2021-07-08

CS224W Colab0: Introduction of NetworkX and PyTorch Geometric

在这一节中，我们将介绍两个package: NetworkX和PyTorch Geometric。

本文主要参考资料为CS224W的Colab0。

NetworkX

NetworkX可以定义无向图、有向图，可以定义graph level的特征

# Create an undirected graph G
G = nx.Graph()
print(G.is_directed())
# Create a directed graph H
H = nx.DiGraph()
print(H.is_directed())
# Add graph level attribute
G.graph["Name"] = "Bar"
print(G.graph)`

Output:
False
True
{'Name': 'Bar'}

定义节点并添加特征和label

# Add one node with node level attributes
G.add_node(0, feature=0, label=0)
# Get attributes of the node 0
node_0_attr = G.nodes[0]
print("Node 0 has the attributes {}".format(node_0_attr))  

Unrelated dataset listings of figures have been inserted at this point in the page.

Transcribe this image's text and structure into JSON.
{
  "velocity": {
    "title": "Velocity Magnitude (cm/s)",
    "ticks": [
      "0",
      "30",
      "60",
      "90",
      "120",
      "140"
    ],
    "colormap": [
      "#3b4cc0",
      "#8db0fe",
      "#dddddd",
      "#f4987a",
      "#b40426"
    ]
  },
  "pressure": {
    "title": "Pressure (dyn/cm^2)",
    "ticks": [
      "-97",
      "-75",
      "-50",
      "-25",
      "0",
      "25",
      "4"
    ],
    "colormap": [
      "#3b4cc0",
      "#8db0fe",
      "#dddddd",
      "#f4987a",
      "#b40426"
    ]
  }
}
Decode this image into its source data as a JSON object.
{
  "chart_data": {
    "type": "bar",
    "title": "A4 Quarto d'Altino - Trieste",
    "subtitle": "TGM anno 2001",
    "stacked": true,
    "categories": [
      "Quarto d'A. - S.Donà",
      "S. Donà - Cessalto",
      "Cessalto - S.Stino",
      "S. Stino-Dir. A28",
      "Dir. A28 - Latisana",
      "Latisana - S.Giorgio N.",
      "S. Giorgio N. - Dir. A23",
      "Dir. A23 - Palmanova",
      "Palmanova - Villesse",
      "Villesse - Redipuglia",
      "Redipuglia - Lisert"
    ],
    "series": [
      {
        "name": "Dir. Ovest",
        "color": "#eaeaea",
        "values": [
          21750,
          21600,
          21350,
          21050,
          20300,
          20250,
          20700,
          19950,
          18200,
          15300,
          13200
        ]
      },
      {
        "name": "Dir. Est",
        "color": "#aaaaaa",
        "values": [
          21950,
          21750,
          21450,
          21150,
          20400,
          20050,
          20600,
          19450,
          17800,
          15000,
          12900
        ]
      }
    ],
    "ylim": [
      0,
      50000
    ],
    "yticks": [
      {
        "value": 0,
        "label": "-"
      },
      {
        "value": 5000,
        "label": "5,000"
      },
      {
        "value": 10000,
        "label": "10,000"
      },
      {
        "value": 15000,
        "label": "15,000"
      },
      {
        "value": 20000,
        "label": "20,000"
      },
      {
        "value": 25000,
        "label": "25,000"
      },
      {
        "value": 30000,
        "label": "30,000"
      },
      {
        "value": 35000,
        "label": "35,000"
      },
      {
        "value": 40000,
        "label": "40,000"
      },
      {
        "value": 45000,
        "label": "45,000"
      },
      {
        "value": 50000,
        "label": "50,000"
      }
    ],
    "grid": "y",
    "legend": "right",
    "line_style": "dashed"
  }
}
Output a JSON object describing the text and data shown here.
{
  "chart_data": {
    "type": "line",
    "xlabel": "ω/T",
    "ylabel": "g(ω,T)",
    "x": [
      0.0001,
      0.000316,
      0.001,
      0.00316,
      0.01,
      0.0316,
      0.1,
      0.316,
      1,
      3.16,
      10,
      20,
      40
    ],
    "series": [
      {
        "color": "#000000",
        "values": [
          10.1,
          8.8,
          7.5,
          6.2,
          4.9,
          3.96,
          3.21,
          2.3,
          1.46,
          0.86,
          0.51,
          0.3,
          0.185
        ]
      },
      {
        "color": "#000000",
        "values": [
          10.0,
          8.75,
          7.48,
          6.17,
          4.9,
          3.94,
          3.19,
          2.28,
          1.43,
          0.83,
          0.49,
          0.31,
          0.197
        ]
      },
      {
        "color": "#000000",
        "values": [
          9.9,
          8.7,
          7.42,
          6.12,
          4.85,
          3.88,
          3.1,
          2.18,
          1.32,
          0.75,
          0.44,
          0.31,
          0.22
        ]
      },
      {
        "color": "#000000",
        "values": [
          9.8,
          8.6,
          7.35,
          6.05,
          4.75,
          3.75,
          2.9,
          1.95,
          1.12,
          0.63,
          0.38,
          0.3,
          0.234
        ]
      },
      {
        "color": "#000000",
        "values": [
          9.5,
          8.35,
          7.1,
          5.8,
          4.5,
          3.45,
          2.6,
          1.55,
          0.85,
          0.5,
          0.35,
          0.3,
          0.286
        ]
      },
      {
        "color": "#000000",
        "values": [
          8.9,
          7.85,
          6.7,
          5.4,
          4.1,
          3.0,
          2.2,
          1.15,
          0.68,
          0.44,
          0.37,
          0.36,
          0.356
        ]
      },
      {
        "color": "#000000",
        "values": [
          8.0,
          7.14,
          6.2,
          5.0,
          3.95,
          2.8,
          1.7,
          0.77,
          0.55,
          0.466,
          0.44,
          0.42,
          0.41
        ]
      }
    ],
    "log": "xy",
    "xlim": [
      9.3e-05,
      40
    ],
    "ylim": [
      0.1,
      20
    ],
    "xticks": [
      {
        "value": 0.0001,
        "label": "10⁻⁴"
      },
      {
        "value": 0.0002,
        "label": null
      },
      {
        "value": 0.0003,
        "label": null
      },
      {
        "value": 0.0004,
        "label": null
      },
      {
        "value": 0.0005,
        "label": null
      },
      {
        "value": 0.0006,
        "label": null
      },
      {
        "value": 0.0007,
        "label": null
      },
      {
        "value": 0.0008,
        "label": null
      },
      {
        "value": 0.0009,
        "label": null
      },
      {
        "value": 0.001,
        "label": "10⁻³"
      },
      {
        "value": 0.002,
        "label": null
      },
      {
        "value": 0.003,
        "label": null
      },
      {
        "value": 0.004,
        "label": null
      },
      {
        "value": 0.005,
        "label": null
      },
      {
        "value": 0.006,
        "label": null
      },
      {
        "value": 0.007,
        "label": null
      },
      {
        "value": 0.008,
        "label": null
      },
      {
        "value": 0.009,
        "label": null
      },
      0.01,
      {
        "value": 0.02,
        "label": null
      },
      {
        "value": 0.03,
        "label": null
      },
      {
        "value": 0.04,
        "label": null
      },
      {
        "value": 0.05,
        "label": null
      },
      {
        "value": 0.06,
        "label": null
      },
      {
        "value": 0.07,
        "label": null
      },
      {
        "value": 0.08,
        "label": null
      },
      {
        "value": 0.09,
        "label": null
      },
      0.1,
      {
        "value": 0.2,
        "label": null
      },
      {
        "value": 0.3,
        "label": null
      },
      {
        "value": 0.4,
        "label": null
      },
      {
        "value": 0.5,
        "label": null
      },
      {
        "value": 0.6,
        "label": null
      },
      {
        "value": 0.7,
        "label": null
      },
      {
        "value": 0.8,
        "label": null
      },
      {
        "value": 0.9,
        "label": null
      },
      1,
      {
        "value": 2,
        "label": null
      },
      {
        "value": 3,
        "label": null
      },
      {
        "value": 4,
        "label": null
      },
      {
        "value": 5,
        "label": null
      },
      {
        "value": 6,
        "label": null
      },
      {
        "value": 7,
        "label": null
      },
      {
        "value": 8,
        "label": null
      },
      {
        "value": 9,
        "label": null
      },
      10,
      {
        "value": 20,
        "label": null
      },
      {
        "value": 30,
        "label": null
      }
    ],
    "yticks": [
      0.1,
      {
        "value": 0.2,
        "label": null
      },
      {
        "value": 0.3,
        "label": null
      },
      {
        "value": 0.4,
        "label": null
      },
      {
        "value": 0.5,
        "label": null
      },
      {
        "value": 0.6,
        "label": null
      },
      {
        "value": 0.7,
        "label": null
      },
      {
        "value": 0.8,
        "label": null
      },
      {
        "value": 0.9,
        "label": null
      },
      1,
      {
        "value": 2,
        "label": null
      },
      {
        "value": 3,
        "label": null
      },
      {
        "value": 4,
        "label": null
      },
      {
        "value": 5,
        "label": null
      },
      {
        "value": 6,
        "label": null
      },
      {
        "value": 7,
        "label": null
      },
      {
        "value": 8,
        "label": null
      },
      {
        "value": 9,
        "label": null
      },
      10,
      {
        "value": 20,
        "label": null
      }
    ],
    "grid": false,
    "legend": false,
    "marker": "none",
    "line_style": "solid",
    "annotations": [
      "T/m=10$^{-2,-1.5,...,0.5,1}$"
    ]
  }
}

# Add multiple nodes with attributes
G.add_nodes_from([
(1, {"feature": 1, "label": 1}),
(2, {"feature": 2, "label": 2})
])
# Loop through all the nodes
# Set data=True will return node attributes
for node in G.nodes(data=True):
print(node)
# Get number of nodes
num_nodes = G.number_of_nodes()
print("G has {} nodes".format(num_nodes))

Output:
Node 0 has the attributes {'feature': 0, 'label': 0}
(0, {'feature': 0, 'label': 0})
(1, {'feature': 1, 'label': 1})
(2, {'feature': 2, 'label': 2})
G has 3 nodes

定义边并赋予权重

# Add one edge with edge weight 0.5
G.add_edge(0, 1, weight=0.5)
# Get attributes of the edge (0, 1)
edge_0_1_attr = G.edges[(0, 1)]
print("Edge (0, 1) has the attributes {}".format(edge_0_1_attr))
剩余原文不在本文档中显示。